Landelijk Procesreglement Wet homologatie onderhands akkoord (WHOA) zaken rechtbanken
De rechtbanken hebben op 24 november 2020 een Landelijk Procesreglement WHOA zaken rechtbanken vastgesteld. Dit procesreglement beoogt de werkwijze en werkprocessen van de verschillende rechtbanken in WHOA-zaken te harmoniseren.
Indien er nog geen eerdere verzoeken aan de rechtbank zijn gedaan en het verzoek tot homologatie van het akkoord het eerste verzoekschrift is, is om te beginnen artikel 2.3 Procesreglement van belang (zie de bijlage). Volgens art. 2.3.1. Procesreglement moeten het verzoek en de gronden waarop het berust duidelijk worden omschreven, moet de keuze tussen een openbare of besloten procedure worden vermeld, de grondslag voor de rechtsmacht van de rechter en diens bevoegdheid. Volgens art. 2.3.2. Procesreglement moet een KVK-uittreksel worden bijgevoegd, waarbij afhankelijk van het soort (rechts)persoon nadere vereisten staan. De rechtbank kan nog om toezending van aanvullende stukken verzoeken.

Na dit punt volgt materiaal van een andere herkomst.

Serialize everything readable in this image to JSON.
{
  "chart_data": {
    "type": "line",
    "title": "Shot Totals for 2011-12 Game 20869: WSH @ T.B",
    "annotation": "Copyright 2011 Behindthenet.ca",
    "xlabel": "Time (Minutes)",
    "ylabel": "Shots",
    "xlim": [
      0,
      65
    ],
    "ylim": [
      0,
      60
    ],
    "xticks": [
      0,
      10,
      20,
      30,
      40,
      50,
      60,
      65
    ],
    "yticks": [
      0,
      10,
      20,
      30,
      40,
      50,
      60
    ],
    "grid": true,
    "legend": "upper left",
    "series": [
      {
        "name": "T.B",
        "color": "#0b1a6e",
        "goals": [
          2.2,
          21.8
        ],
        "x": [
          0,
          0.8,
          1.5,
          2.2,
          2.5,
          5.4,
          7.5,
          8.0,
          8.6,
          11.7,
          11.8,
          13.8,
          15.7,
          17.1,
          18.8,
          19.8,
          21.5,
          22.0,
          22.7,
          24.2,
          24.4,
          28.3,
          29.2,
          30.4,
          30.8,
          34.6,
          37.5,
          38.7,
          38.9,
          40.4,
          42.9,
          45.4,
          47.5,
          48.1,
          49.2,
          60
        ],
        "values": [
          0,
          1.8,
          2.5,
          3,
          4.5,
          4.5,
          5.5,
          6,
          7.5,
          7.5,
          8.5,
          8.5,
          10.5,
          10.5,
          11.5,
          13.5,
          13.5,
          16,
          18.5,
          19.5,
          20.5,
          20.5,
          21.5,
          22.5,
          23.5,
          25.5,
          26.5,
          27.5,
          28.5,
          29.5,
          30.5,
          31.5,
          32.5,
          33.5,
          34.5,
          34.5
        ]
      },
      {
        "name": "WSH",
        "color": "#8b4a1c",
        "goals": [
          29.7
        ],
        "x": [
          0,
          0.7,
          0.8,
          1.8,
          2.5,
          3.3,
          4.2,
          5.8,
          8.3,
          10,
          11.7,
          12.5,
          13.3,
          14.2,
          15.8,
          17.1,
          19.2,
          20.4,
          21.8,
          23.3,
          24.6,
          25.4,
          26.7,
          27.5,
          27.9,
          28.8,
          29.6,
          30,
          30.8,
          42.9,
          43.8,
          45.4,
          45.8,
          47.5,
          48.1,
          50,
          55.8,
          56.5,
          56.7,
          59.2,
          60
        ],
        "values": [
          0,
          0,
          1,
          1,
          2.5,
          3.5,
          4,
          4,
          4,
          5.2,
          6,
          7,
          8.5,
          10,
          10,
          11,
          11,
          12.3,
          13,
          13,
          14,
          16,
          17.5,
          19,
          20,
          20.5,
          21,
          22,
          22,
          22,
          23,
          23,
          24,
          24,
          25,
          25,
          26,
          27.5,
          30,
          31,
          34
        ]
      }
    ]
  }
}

Is art. 6.2 Procesreglement staat wat een verzoek tot homologatie moet omvatten. Hierbij wordt om te beginnen verwezen naar de informatie bedoeld in art. 375 lid 1 en 2 Fw. Ook moet het stemverslag worden bijgevoegd. Op grond van art. 375 lid 2 sub d Fw moet aan het akkoord informatie over ‘de financiële positie van de onderneming’ worden gehecht. In art. 6.2.2. Procesreglement is uitgewerkt wat er valt onder informatie over ‘de financiële positie van de onderneming’. Kort samengevat gaat het om historische, actuele en vooruitkijkende informatie over de vermogenspositie (balans), de resultaten (verlies- en winstrekening) en de liquiditeit.
Stemprocedure
Volgens art. 375 lid 1 sub k Fw moet in het akkoord staan wat de procedure voor de stemming is en wanneer er gestemd wordt. De onderneming mag daarbij zelf bepalen wanneer en op welke wijze gestemd kan worden; dat kan schriftelijk of in een fysieke of d.m.v. een elektronisch communicatiemiddel te houden vergadering.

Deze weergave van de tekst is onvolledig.